Tu me donnes de la joie.
Oh! douce Mère, c’est toi qui m’as donné tout.
Il faut s’occuper de la traduction... Oui, je voudrais absolument – il y a quelque chose qui me dit (geste en haut) qu’il faut que ce soit traduit en russe.
N’est-ce pas, ils ont passé par une expérience, et alors ils ont épuisé leur possibilité et vu que ça ne menait à rien, et malheureusement ils sont en train de retourner en arrière – ce serait le moment de leur donner ça.
Si c’était vraiment traduit en un très bon langage russe... il faudrait inonder le pays avec ça.
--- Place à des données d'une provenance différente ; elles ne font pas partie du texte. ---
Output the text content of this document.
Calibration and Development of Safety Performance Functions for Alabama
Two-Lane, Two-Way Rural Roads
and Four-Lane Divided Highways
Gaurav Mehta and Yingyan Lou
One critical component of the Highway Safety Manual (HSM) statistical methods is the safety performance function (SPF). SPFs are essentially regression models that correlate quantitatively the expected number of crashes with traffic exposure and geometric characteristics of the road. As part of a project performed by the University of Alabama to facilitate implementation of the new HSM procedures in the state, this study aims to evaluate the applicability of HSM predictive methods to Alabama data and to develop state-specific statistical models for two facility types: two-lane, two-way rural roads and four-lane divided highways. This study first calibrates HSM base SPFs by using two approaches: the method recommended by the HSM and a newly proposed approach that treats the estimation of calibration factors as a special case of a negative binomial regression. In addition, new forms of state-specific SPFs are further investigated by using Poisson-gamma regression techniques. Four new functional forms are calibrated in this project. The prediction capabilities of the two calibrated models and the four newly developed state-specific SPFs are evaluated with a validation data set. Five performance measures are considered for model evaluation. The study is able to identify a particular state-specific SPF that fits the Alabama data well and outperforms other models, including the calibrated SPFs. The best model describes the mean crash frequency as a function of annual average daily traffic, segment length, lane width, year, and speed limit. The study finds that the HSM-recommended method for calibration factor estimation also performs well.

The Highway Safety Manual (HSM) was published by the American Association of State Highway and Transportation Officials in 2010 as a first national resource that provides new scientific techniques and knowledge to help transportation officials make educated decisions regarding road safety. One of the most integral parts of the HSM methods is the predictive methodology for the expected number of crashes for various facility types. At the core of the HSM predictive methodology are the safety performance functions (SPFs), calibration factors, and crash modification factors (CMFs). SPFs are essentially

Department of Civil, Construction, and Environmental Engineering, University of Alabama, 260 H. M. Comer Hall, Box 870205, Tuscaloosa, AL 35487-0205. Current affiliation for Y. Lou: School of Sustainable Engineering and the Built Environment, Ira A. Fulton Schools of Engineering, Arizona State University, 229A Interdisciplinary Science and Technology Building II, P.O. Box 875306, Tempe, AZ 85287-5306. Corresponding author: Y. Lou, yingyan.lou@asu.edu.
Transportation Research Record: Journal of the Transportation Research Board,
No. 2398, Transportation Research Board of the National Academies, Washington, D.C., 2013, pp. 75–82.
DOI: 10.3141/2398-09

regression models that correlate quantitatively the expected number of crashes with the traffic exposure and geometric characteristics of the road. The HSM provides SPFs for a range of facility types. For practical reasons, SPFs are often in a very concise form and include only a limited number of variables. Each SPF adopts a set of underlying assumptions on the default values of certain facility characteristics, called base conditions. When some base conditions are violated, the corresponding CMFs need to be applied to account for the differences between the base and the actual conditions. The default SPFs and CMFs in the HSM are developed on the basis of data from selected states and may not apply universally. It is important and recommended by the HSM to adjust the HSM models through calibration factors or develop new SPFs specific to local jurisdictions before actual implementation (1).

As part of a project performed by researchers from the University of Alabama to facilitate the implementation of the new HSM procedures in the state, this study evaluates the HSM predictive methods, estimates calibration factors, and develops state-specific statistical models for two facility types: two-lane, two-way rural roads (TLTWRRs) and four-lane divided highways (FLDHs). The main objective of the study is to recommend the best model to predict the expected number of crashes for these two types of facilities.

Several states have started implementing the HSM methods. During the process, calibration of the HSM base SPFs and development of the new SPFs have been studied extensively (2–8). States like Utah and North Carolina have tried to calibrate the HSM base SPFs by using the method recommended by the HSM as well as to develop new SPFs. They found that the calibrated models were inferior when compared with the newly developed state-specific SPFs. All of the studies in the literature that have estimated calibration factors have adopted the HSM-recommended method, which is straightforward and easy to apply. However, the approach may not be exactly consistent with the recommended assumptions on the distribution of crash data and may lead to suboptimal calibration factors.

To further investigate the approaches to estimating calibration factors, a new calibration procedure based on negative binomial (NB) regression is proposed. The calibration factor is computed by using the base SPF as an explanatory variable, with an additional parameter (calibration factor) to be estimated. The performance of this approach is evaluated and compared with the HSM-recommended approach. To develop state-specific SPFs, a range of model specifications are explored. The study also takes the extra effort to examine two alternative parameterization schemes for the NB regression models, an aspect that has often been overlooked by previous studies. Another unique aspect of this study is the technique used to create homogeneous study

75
C’est juste le moment où il a besoin de quelque chose. Il a perdu foi dans ce qu’il croyait avoir trouvé.
Et c’est très obstinément que ça revient: «En russe, il faut que ce soit en russe.»
Est-ce que nous connaissons un Russe?
Il y a S, veux-tu que je lui en parle?
Elle ne connaît pas le russe.
Non, mais elle connaîtra peut-être des Russes?
Tu pourras le lui demander. Tu pourras lui dire que je voudrais beaucoup que le livre soit traduit en russe par quelqu’un qui écrit bien, dont le style est vivant – pas quelque chose de sec et d’aride: quelqu’un qui ait un style vivant et attractif. Et on s’arrangerait pour l’imprimer quelque part.
Je vais en parler à S.
(silence)
Ça m’a fait du bien.
Oh! douce Mère, c’est toi qui nous fais du bien!